Because a patient’s HCC score can directly impact the reimbursement they receive from CMS, healthcare coders must utilize precise and consistent coding methodologies. Aside from the financial benefits, optimizing HCC coding can also help paint a more complete picture of the patient’s condition complexity and predict healthcare resource utilization over time. Understanding and leveraging HCC coding is essential for healthcare organizations as the industry shifts towards value-based care.
Keeping Up with Changes
HCC coding is a complex process. It is based on a patient’s medical record and submitted for reimbursement using corresponding International Classification of Diseases 10th Revision (ICD-10) diagnosis codes. These codes are organized into diagnosis groups related to body systems and disease processes and then subdivided into condition categories based on similar cost patterns. Each HCC category represents a set of conditions that have been shown to impact long-term healthcare costs, such as c and severe acute conditions.
Healthcare services developed the HCC model to help forecast and adjust capitation payments for Medicare Advantage plan enrollees who are characterized as high-risk. It identifies patients at a greater risk of future health-related spending. It enables all parties to manage a patient’s care to coordinate, align, and focus on the most complex and costly cases.
It is important to note that a patient’s risk factor score is determined by both demographic information and the number of ICD-10-CM codes that map to an HCC unless a specific code is trumped by another legend in a hierarchy family. This means that a physician’s accurate and detailed documentation, along with coding to the highest level of specificity, is critical for proper risk adjustment coding.
Physicians and health system coders must stay current on the latest rules, regulations, policies, and updates regarding their responsibilities for capturing and documenting HCCs for each patient they see. This is especially true as more and more payers move toward value-based arrangements and require accurate documentation of HCCs to determine RAF scores and reimbursement rates.
Maintaining Compliance
As healthcare organizations continue to move toward value-based care and risk adjustment models, HCC coding accuracy must remain a top priority.
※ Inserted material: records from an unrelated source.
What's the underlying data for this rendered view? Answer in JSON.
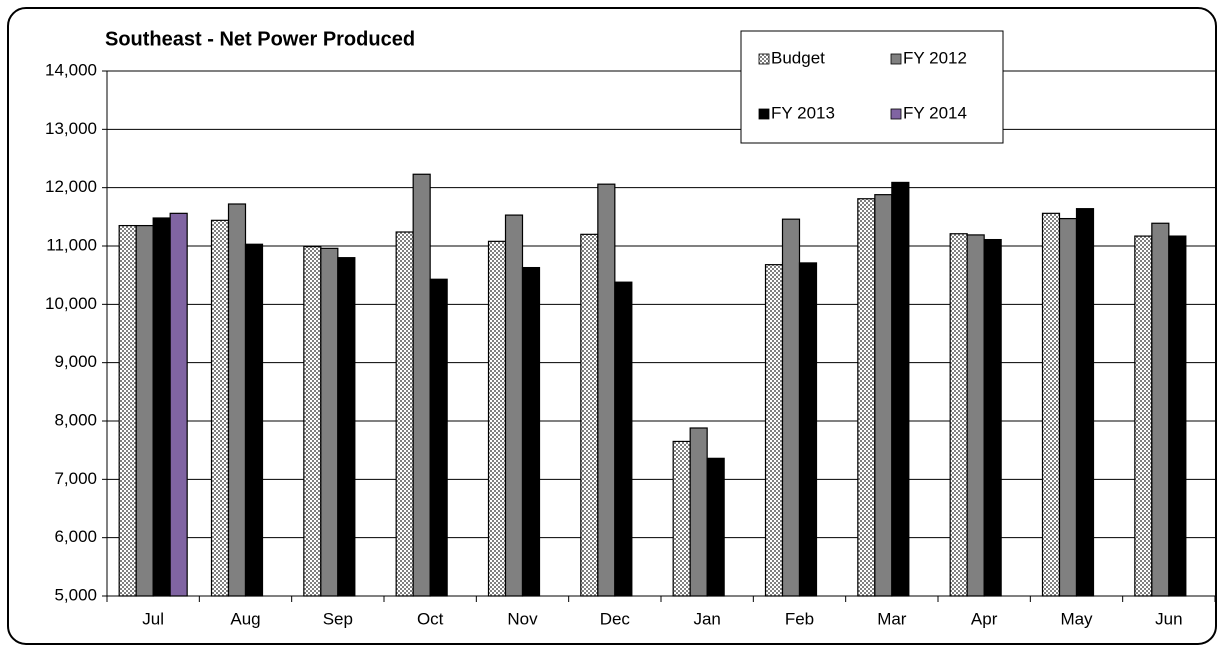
{
  "chart_data": {
    "type": "bar",
    "title": "Southeast - Net Power Produced",
    "categories": [
      "Jul",
      "Aug",
      "Sep",
      "Oct",
      "Nov",
      "Dec",
      "Jan",
      "Feb",
      "Mar",
      "Apr",
      "May",
      "Jun"
    ],
    "series": [
      {
        "name": "Budget",
        "color": "#c0c0c0",
        "pattern": "checkered",
        "values": [
          11350,
          11440,
          10990,
          11240,
          11080,
          11200,
          7650,
          10680,
          11810,
          11210,
          11560,
          11170
        ]
      },
      {
        "name": "FY 2012",
        "color": "#808080",
        "values": [
          11350,
          11720,
          10960,
          12230,
          11530,
          12060,
          7880,
          11460,
          11880,
          11190,
          11470,
          11390
        ]
      },
      {
        "name": "FY 2013",
        "color": "#000000",
        "values": [
          11480,
          11030,
          10800,
          10430,
          10630,
          10380,
          7360,
          10710,
          12090,
          11110,
          11640,
          11170
        ]
      },
      {
        "name": "FY 2014",
        "color": "#8064a2",
        "values": [
          11560,
          null,
          null,
          null,
          null,
          null,
          null,
          null,
          null,
          null,
          null,
          null
        ]
      }
    ],
    "ylim": [
      5000,
      14000
    ],
    "yticks": [
      {
        "value": 5000,
        "label": "5,000"
      },
      {
        "value": 6000,
        "label": "6,000"
      },
      {
        "value": 7000,
        "label": "7,000"
      },
      {
        "value": 8000,
        "label": "8,000"
      },
      {
        "value": 9000,
        "label": "9,000"
      },
      {
        "value": 10000,
        "label": "10,000"
      },
      {
        "value": 11000,
        "label": "11,000"
      },
      {
        "value": 12000,
        "label": "12,000"
      },
      {
        "value": 13000,
        "label": "13,000"
      },
      {
        "value": 14000,
        "label": "14,000"
      }
    ],
    "grid": true,
    "legend": "top-right"
  }
}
HCC compliance ensures accurate payments based on clinical complexity and helps prevent costly denials and recoupments.
Medical coders should be familiar with HCC coding and know how to properly document and capture diagnosis codes to maximize revenue cycle performance. HCC coding is not the same as FFS coding; instead of focusing on the service code for each visit, it is all about the ICD-10-CM codes that physician’s document in their patients’ medical records. Physicians must capture and enter many diagnostic codes in each patient encounter.
The HCC model is hierarchical, meaning that some ICD-10-CM diagnoses have a different severity level than others. The highest severity condition in a family will trump, or take precedence over, the lower-level states within that family. For example, diabetes is an individual HCC, but it is also a member of the “Diabetes and Related Conditions” family of HCCs.
When a physician documents an ICD-10-CM code for a patient, the health plan’s IT system adds the diagnosis to an existing list of HCCs used in the model for that year. Then, the health plan transmits this list to the program administrator ( Medicare Advantage and HHS for commercial risk adjustment) for the risk score calculation.